Artist concept of the T-Rex tether after full deployment (300 meters) as it would be seen if you were looking down upon it from space. (NASA)

T-REX is a Space TetheR Experiment (T-REX) promoted by the Japanese Aerospace Exploration Agency (JAXA), in collaboration with NASA.

A Japanese led international team is developing a suborbital test of an electrodynamic tether which may one day enable spacecraft to maneuver in space without the use of any propellant. The tether experiment, called T-Rex, will be launched from Uchinoura, Kagoshima, Japan in 2009. The T-Rex will deploy a tape with a width of 25 mm, thickness of 0.05 mm, and 300 m in length.
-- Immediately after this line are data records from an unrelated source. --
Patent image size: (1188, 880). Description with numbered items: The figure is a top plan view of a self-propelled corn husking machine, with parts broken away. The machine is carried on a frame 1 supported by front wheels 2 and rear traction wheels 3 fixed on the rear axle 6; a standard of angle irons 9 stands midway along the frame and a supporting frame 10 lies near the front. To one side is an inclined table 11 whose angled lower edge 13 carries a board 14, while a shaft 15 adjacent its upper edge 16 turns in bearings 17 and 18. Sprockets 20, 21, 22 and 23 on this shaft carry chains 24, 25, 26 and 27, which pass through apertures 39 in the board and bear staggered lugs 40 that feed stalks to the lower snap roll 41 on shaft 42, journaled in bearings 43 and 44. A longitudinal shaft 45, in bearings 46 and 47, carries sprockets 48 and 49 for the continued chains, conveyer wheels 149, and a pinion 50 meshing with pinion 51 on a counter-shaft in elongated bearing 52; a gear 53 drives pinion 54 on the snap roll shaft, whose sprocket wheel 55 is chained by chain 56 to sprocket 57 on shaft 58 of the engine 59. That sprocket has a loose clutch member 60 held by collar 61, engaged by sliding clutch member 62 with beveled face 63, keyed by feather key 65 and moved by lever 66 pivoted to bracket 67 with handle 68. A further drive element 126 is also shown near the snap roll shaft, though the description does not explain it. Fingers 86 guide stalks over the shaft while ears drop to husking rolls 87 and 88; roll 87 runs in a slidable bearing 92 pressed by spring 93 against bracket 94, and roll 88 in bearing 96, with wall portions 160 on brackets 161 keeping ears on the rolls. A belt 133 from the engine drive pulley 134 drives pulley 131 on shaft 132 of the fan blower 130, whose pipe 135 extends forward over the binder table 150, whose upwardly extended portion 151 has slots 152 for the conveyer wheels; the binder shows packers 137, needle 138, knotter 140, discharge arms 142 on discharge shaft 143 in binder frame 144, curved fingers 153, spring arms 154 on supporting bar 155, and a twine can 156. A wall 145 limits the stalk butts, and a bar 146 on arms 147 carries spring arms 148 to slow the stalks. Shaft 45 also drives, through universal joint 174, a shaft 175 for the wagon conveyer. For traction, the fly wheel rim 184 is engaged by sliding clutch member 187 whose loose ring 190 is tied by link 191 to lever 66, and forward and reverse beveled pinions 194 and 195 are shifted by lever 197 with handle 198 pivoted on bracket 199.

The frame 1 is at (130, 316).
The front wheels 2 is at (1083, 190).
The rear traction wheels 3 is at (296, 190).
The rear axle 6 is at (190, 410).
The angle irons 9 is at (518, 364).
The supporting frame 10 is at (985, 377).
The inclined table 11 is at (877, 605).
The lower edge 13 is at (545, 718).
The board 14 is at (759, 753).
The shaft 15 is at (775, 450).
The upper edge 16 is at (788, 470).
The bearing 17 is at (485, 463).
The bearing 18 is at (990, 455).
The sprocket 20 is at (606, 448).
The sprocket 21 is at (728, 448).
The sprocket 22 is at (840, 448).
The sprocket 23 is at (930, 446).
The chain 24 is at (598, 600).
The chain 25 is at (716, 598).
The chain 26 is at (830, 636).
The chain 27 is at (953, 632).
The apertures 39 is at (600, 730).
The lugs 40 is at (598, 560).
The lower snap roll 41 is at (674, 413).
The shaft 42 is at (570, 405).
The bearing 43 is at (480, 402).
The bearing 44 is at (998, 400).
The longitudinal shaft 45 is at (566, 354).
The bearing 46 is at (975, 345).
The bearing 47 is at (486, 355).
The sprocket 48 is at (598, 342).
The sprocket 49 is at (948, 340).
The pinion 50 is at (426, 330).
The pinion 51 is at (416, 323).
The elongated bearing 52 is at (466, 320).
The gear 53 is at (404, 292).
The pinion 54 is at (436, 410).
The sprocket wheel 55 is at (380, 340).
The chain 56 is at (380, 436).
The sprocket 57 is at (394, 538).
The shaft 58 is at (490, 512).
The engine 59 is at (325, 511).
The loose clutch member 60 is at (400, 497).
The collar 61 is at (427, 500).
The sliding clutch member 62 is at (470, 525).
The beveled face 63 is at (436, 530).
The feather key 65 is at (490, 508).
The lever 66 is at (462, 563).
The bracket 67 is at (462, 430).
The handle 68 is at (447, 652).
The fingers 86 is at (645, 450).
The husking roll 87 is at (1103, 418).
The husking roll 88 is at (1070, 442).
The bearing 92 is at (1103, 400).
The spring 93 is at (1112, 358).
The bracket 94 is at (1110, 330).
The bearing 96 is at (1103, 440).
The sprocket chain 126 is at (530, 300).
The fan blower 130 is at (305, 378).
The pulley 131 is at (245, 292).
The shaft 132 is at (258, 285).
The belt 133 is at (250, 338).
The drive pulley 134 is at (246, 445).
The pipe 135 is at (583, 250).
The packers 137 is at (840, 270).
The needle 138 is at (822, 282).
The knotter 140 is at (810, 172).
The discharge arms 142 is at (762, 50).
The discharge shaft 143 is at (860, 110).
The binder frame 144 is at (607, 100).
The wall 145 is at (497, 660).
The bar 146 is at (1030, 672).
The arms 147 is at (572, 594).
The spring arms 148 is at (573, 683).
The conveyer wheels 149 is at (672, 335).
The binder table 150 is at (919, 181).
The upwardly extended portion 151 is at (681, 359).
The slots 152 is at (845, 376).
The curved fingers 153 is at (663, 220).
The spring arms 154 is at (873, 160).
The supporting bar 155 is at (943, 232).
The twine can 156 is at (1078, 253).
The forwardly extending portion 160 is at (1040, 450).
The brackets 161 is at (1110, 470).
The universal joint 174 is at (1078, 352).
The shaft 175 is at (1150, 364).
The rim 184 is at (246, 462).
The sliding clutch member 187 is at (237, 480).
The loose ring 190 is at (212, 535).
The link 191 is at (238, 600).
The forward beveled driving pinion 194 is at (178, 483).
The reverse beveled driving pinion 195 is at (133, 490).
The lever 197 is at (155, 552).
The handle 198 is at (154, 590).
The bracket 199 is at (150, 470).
The experiment will build on several previous space tether experiments and take this technology one step closer to reality.

The experiment will be launched by a Japanese S-520 Sounding Rocket. During ascent, and above ≈300 m in attitude, the tape tether will be deployed at a rate of ≈4 m/s. Once deployed, the tape tether will serve as an anode, collecting ionospheric electrons. The electrons will be expelled into space by a hollow cathode device, thereby completing the circuit and allowing current to flow. Though it will not be measured, the Earth’s magnetic field will exert a force on the tether, providing propulsion without the use of fuel.

Artist concept of space tether

Artist concept of the T-Rex shortly after the tether deployment begins. (NASA)

The T-Rex is a Japanese-led experiment with Professor H. A. Fujii at the Kanagawa Institute of Technology/Nihon University as the principal investigator. NASA is an invited participant and the Advanced Concepts Office is providing a co-investigator on the mission science team.